The Atlanta Thrashers don't appear to be a team with a great deal of direction and the result - a roster cobbled together with second and third-tier free agents - doesn't make them very appealing from a fantasy perspective.
On the other hand, let's not hastily dismiss all the Thrashers as having no value.
Certainly, Ilya Kovalchuk is one of the elite goal-scorers in the game, having tallied 146 in three seasons since the lockout. A minus rating is also part of the package with Kovalchuk, but it's not enough to completely detract from his lamp-lighting prowess.
The questions come after Kovalchuk.
Slava Kozlov was very productive in his first four seasons with the Thrashers, scoring 273 points, but then he dropped to just 41 points last year. Now 36, it's hard to bank on Kozlov turning around dramatically, but it's probably reasonable to look at an improvement on his 2007-2008 production.
Perhaps the most intriguing of Atlanta's recent free agent additions is Jason Williams, who turned in 36 points in just 43 games with Chicago last season.
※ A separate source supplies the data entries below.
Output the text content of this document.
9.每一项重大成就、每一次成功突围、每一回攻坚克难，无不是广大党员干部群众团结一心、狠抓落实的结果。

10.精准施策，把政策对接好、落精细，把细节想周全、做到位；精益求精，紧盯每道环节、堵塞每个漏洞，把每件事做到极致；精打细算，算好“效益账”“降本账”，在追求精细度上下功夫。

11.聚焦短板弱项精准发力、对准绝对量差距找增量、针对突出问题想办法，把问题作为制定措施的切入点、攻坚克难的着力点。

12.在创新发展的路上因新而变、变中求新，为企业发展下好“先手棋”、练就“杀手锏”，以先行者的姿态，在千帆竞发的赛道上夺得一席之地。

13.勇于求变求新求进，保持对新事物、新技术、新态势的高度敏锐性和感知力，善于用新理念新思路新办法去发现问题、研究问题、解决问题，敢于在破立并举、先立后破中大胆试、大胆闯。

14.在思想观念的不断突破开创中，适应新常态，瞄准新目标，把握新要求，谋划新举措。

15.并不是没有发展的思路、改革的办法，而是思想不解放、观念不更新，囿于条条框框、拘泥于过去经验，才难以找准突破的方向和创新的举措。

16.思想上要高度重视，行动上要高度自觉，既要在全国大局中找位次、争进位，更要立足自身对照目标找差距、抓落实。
Williams' ability to play the point on the power play adds some value and makes it all the more likely that he'll see plenty of time with the man advantage, possibly giving him a shot at surpassing his career-high 58 points, set with the Red Wings in 2005-2006.
Colby Armstrong is a grinder, though he has some offensive upside and scored 11 points in 18 games with Atlanta after coming over in the Marian Hossa trade last season. By no means is Armstrong going to be a staple of your fantasy team, but in deep leagues, he may be worth a look as a possible sleeper who could rack up some assists if he ends up skating with Kovalchuk.
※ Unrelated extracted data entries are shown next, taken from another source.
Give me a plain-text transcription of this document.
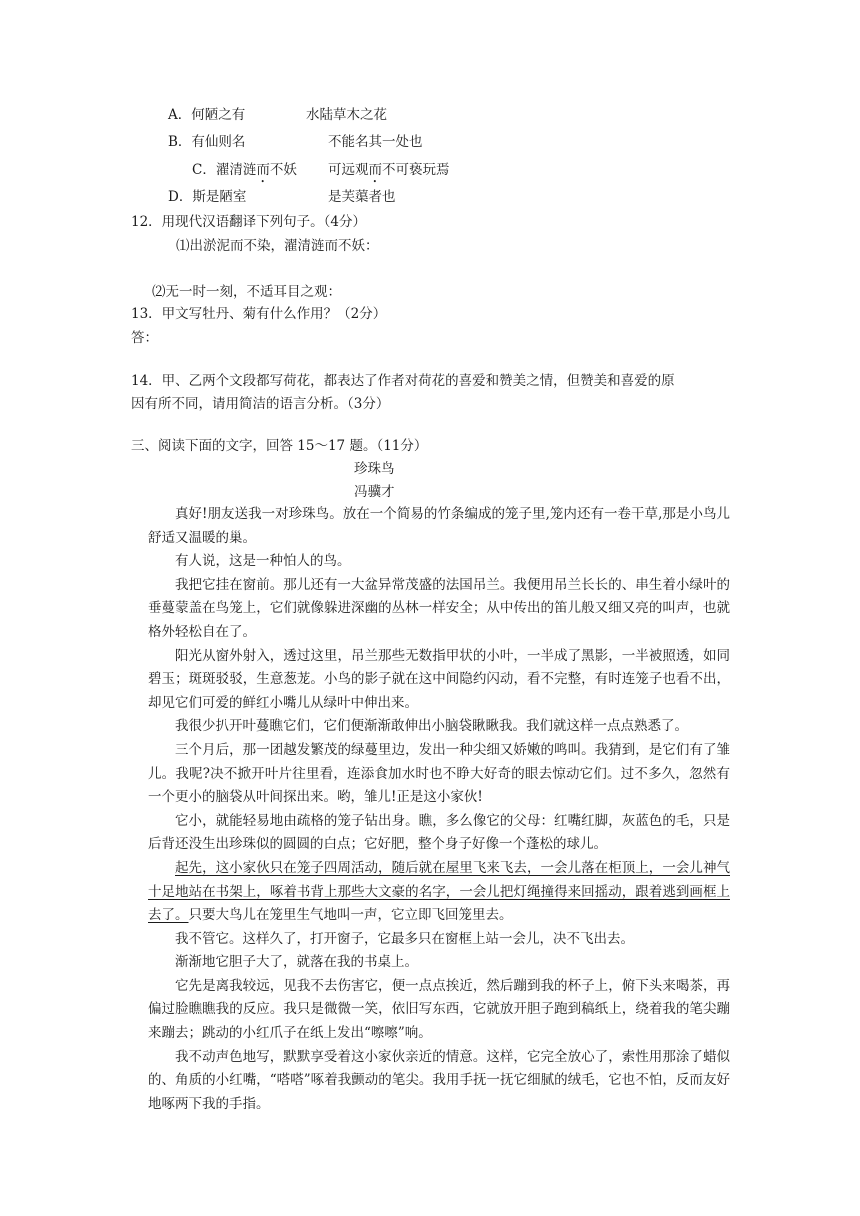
A．何陋之有	水陆草木之花
B．有仙则名	不能名其一处也
C．濯清涟而不妖 可远观而不可亵玩焉
D．斯是陋室	是芙蕖者也
12．用现代汉语翻译下列句子。（4分）
⑴出淤泥而不染，濯清涟而不妖：
⑵无一时一刻，不适耳目之观：
13．甲文写牡丹、菊有什么作用？（2分）
答：
14．甲、乙两个文段都写荷花，都表达了作者对荷花的喜爱和赞美之情，但赞美和喜爱的原
因有所不同，请用简洁的语言分析。（3分）
三、阅读下面的文字，回答 15～17 题。（11分）
珍珠鸟
冯骥才

真好!朋友送我一对珍珠鸟。放在一个简易的竹条编成的笼子里,笼内还有一卷干草,那是小鸟儿舒适又温暖的巢。

有人说，这是一种怕人的鸟。

我把它挂在窗前。那儿还有一大盆异常茂盛的法国吊兰。我便用吊兰长长的、串生着小绿叶的垂蔓蒙盖在鸟笼上，它们就像躲进深幽的丛林一样安全；从中传出的笛儿般又细又亮的叫声，也就格外轻松自在了。

阳光从窗外射入，透过这里，吊兰那些无数指甲状的小叶，一半成了黑影，一半被照透，如同碧玉；斑斑驳驳，生意葱茏。小鸟的影子就在这中间隐约闪动，看不完整，有时连笼子也看不出，却见它们可爱的鲜红小嘴儿从绿叶中伸出来。

我很少扒开叶蔓瞧它们，它们便渐渐敢伸出小脑袋瞅瞅我。我们就这样一点点熟悉了。

三个月后，那一团越发繁茂的绿蔓里边，发出一种尖细又娇嫩的鸣叫。我猜到，是它们有了雏儿。我呢?决不掀开叶片往里看，连添食加水时也不睁大好奇的眼去惊动它们。过不多久，忽然有一个更小的脑袋从叶间探出来。哟，雏儿!正是这小家伙!

它小，就能轻易地由疏格的笼子钻出身。瞧，多么像它的父母：红嘴红脚，灰蓝色的毛，只是后背还没生出珍珠似的圆圆的白点；它好肥，整个身子好像一个蓬松的球儿。

起先，这小家伙只在笼子四周活动，随后就在屋里飞来飞去，一会儿落在柜顶上，一会儿神气十足地站在书架上，啄着书背上那些大文豪的名字，一会儿把灯绳撞得来回摇动，跟着逃到画框上去了。只要大鸟儿在笼里生气地叫一声，它立即飞回笼里去。

我不管它。这样久了，打开窗子，它最多只在窗框上站一会儿，决不飞出去。

渐渐地它胆子大了，就落在我的书桌上。

它先是离我较远，见我不去伤害它，便一点点挨近，然后蹦到我的杯子上，俯下头来喝茶，再偏过脸瞧瞧我的反应。我只是微微一笑，依旧写东西，它就放开胆子跑到稿纸上，绕着我的笔尖蹦来蹦去；跳动的小红爪子在纸上发出“嚓嚓”响。

我不动声色地写，默默享受着这小家伙亲近的情意。这样，它完全放心了，索性用那涂了蜡似的、角质的小红嘴，“嗒嗒”啄着我颤动的笔尖。我用手抚一抚它细腻的绒毛，它也不怕，反而友好地啄两下我的手指。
For the record, the possibility of playing with Kovalchuk is the greatest determining factor of any Thrashers fantasy value.
There are some possibilities on the Thrashers blueline, particularly in leagues that run deep. Plus-minus can be a concern because of Atlanta's potential for a subpar record, but there is some talent here.
Tobias Enstrom was a power play stalwart as a rookie and there's no reason to think he won't have an impact this year as well.
While not everyone is in love with the Ron Hainsey signing, he does tend to be underrated (playing in Columbus can do that) and that may still be the case in Atlanta. Since his penalty minute and plus-minus totals aren't ideal, though, leave Hainsey for the late rounds.
In keeper leagues or leagues that require a rookie, give Zach Bogosian fair consideration. It's rare for an 18-year-old defenceman to have a major statistical impact, but Bogosian could very well play significant minutes for the Thrashers.
If 6-foot-7 bruiser Boris Valabik lands a regular spot on the team, he'll surely have value in leagues that count penalty minutes, as he has 42 penalty minutes in seven NHL games, to go with 413 minutes in 108 AHL games. Keep him on your radar.
In goal, Kari Lehtonen looks like he could be a star, but he's had a hard time staying healthy and establishing himself as a legitimate workhorse goaltender. Having a questionable team in front of him doesn't enhance the 24-year-old's value any, either, but he's certainly worth a shot as your No. 2 in fantasy leagues.
The rest of the Thrashers are of the longshot and darkhorse variety, unless they end up on the number one line, and that may be all we need to know about the state of the Thrashers.
Coming off a 37-point season, it's hard to recommend Todd White; same goes for Eric Perrin or Erik Christensen. Let them prove they can produce before scooping them off the waiver wire if need be.
An argument can be made that young Thrashers, who played for John Anderson in the American Hockey League, may get a better chance with the Thrashers this season, so that could enhance the prospects for Bryan Little or Brett Sterling, though it's going to require a great leap of faith to draft either one based on what they did while in Atlanta last year.